Up front, I think .data
's intent is a little confusing until one also considers its sibling pronoun, .env
.
The dot .
is something that magrittr::%>%
sets up and uses; since dplyr
re-exports it, it's there. And whenever you reference it, it is a real object, so names(.)
, nrow(.)
, etc all work as expected. It does reflect data up to this point in the pipeline.
.data
, on the other hand, is defined within rlang
for the purpose of disambiguating symbol resolution. Along with .env
, it allows you to be perfectly clear on where you want a particular symbol resolved (when ambiguity is expected). From ?.data
, I think this is a clarifying contrast:
disp <- 10
mtcars %>% mutate(disp = .data$disp * .env$disp)
mtcars %>% mutate(disp = disp * disp)
However, as stated in the help pages, .data
(and .env
) is just a "pronoun" (we have verbs, so now we have pronouns too), so it is just a pointer to explain to the tidy internals where the symbol should be resolved.

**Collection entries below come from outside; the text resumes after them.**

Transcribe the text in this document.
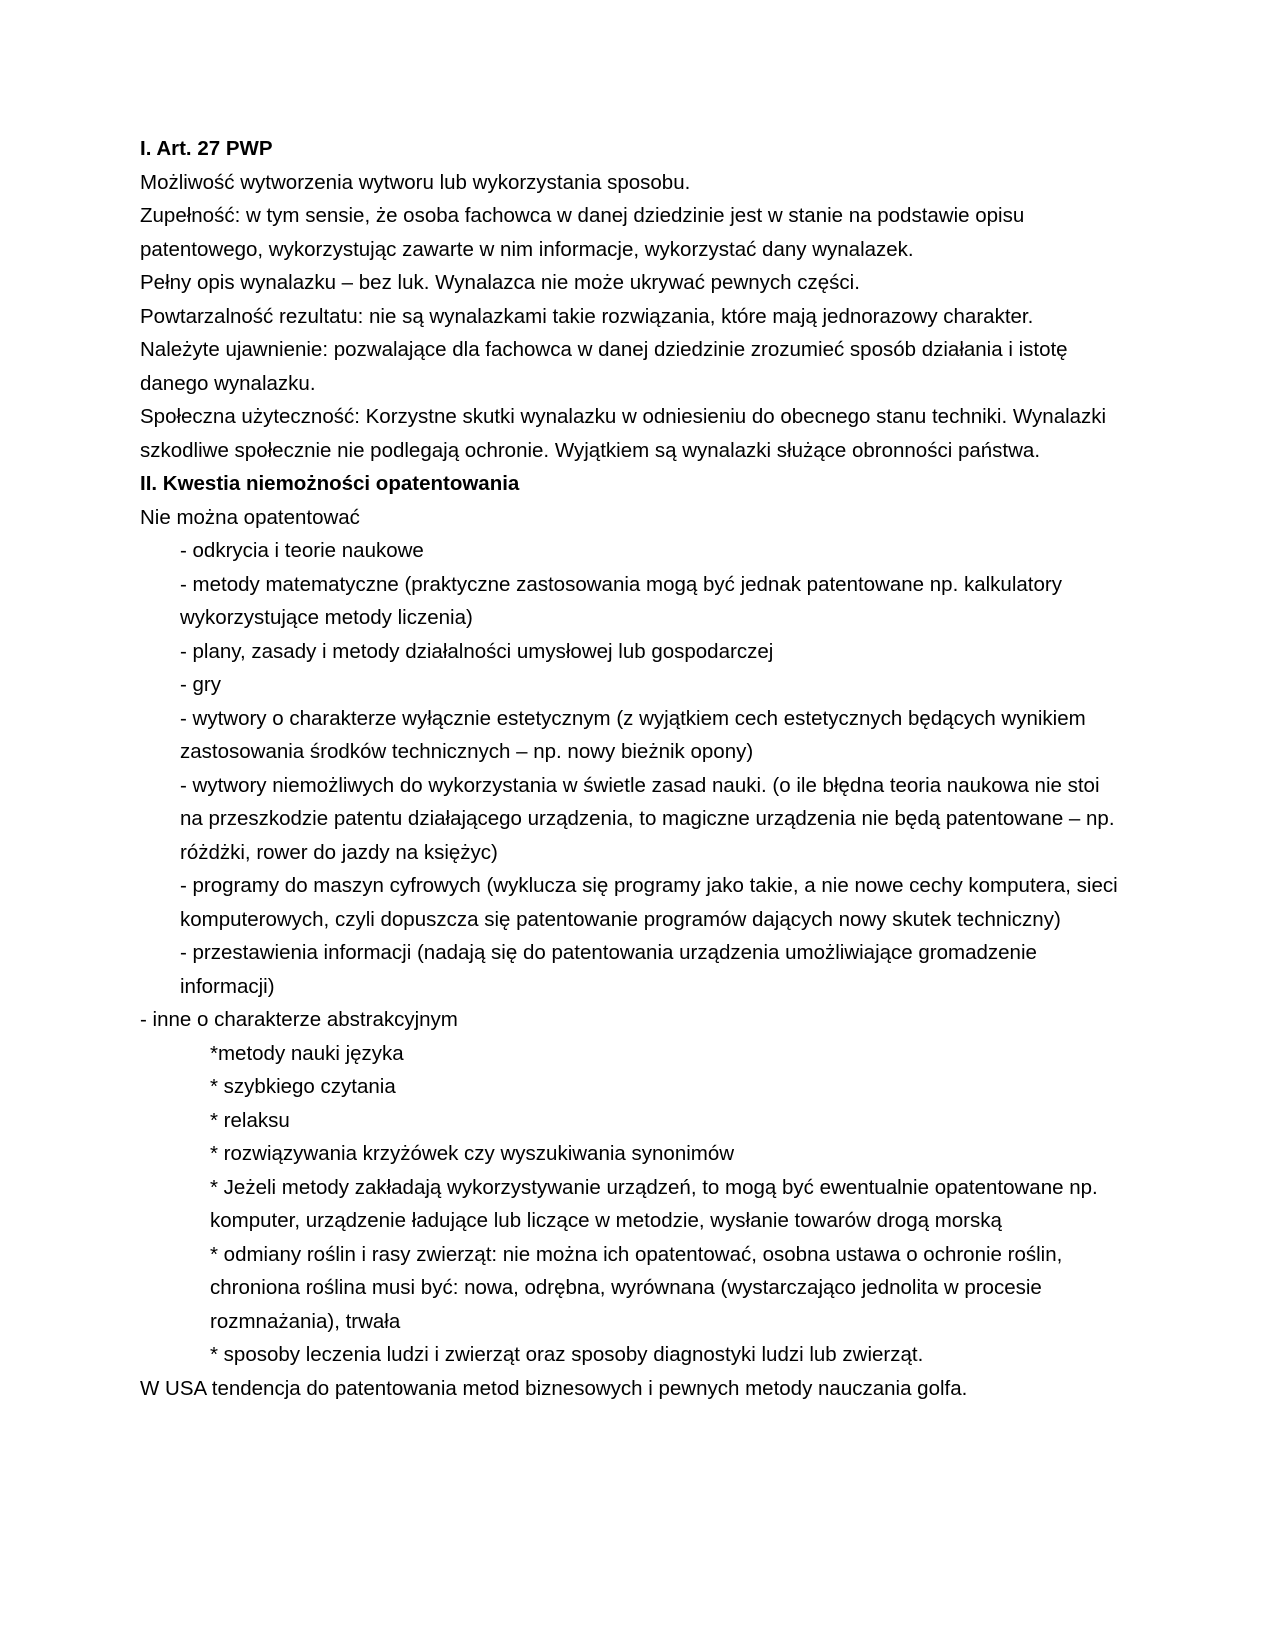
I. Art. 27 PWP
Możliwość wytworzenia wytworu lub wykorzystania sposobu.
Zupełność: w tym sensie, że osoba fachowca w danej dziedzinie jest w stanie na podstawie opisu patentowego, wykorzystując zawarte w nim informacje, wykorzystać dany wynalazek.
Pełny opis wynalazku – bez luk. Wynalazca nie może ukrywać pewnych części.
Powtarzalność rezultatu: nie są wynalazkami takie rozwiązania, które mają jednorazowy charakter.
Należyte ujawnienie: pozwalające dla fachowca w danej dziedzinie zrozumieć sposób działania i istotę danego wynalazku.
Społeczna użyteczność: Korzystne skutki wynalazku w odniesieniu do obecnego stanu techniki. Wynalazki szkodliwe społecznie nie podlegają ochronie. Wyjątkiem są wynalazki służące obronności państwa.
II. Kwestia niemożności opatentowania
Nie można opatentować
- odkrycia i teorie naukowe
- metody matematyczne (praktyczne zastosowania mogą być jednak patentowane np. kalkulatory wykorzystujące metody liczenia)
- plany, zasady i metody działalności umysłowej lub gospodarczej
- gry
- wytwory o charakterze wyłącznie estetycznym (z wyjątkiem cech estetycznych będących wynikiem zastosowania środków technicznych – np. nowy bieżnik opony)
- wytwory niemożliwych do wykorzystania w świetle zasad nauki. (o ile błędna teoria naukowa nie stoi na przeszkodzie patentu działającego urządzenia, to magiczne urządzenia nie będą patentowane – np. różdżki, rower do jazdy na księżyc)
- programy do maszyn cyfrowych (wyklucza się programy jako takie, a nie nowe cechy komputera, sieci komputerowych, czyli dopuszcza się patentowanie programów dających nowy skutek techniczny)
- przestawienia informacji (nadają się do patentowania urządzenia umożliwiające gromadzenie informacji)
- inne o charakterze abstrakcyjnym
*metody nauki języka
* szybkiego czytania
* relaksu
* rozwiązywania krzyżówek czy wyszukiwania synonimów
* Jeżeli metody zakładają wykorzystywanie urządzeń, to mogą być ewentualnie opatentowane np. komputer, urządzenie ładujące lub liczące w metodzie, wysłanie towarów drogą morską
* odmiany roślin i rasy zwierząt: nie można ich opatentować, osobna ustawa o ochronie roślin, chroniona roślina musi być: nowa, odrębna, wyrównana (wystarczająco jednolita w procesie rozmnażania), trwała
* sposoby leczenia ludzi i zwierząt oraz sposoby diagnostyki ludzi lub zwierząt.
W USA tendencja do patentowania metod biznesowych i pewnych metody nauczania golfa.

It's just a hint of sorts.
So your statement
both
.
and.data
just mean "our result up to this point in the pipeline."
is not correct: .
represents the data up to this point, .data
is just a declarative hint to the internals.
Consider another way of thinking about .data
: let's say we have two functions that completely disambiguate the environment a symbol is referenced against:
get_internally
, this symbol must always reference a column name, it will not reach out to the enclosing environment if the column does not exist; andget_externally
, this symbol must always reference a variable/object in the enclosing environment, it will never match a column.In that case, translating the above examples, one might use
disp <- 10
mtcars %>%
mutate(disp = get_internally(disp) * get_externally(disp))

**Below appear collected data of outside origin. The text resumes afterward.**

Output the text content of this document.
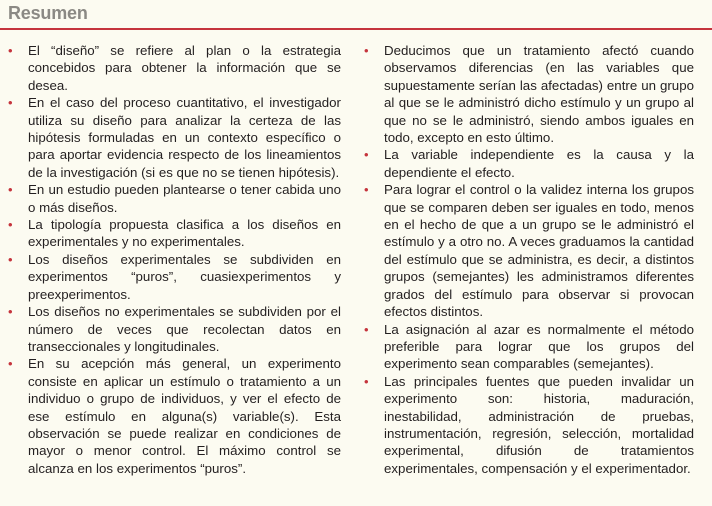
Resumen
• El “diseño” se refiere al plan o la estrategia concebidos para obtener la información que se desea.
• En el caso del proceso cuantitativo, el investigador utiliza su diseño para analizar la certeza de las hipótesis formuladas en un contexto específico o para aportar evidencia respecto de los lineamientos de la investigación (si es que no se tienen hipótesis).
• En un estudio pueden plantearse o tener cabida uno o más diseños.
• La tipología propuesta clasifica a los diseños en experimentales y no experimentales.
• Los diseños experimentales se subdividen en experimentos “puros”, cuasiexperimentos y preexperimentos.
• Los diseños no experimentales se subdividen por el número de veces que recolectan datos en transeccionales y longitudinales.
• En su acepción más general, un experimento consiste en aplicar un estímulo o tratamiento a un individuo o grupo de individuos, y ver el efecto de ese estímulo en alguna(s) variable(s). Esta observación se puede realizar en condiciones de mayor o menor control. El máximo control se alcanza en los experimentos “puros”.
• Deducimos que un tratamiento afectó cuando observamos diferencias (en las variables que supuestamente serían las afectadas) entre un grupo al que se le administró dicho estímulo y un grupo al que no se le administró, siendo ambos iguales en todo, excepto en esto último.
• La variable independiente es la causa y la dependiente el efecto.
• Para lograr el control o la validez interna los grupos que se comparen deben ser iguales en todo, menos en el hecho de que a un grupo se le administró el estímulo y a otro no. A veces graduamos la cantidad del estímulo que se administra, es decir, a distintos grupos (semejantes) les administramos diferentes grados del estímulo para observar si provocan efectos distintos.
• La asignación al azar es normalmente el método preferible para lograr que los grupos del experimento sean comparables (semejantes).
• Las principales fuentes que pueden invalidar un experimento son: historia, maduración, inestabilidad, administración de pruebas, instrumentación, regresión, selección, mortalidad experimental, difusión de tratamientos experimentales, compensación y el experimentador.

In that case, it seems more obvious that get_internally
is not a frame, so you can't call names(get_internally)
and expect it to do something meaningful (other than NULL
). It'd be like names(mutate)
.
So don't think of .data
as an object, think of it as a mechanism to disambiguate the environment of the symbol. I think the $
it uses is both terse/easy-to-use and absolutely-misleading: it is not a list
-like or environment
-like object, even if it is being treated as such.
BTW: one can write any S3 method for $
that makes any classed-object look like a frame/environment:
`$.quux` <- function(x, nm) paste0("hello, ", nm, "!")
obj <- structure(0, class = "quux")
obj$r2evans
# [1] "hello, r2evans!"
names(obj)
# NULL
(The presence of a $
accessor does not always mean the object is a frame/env.)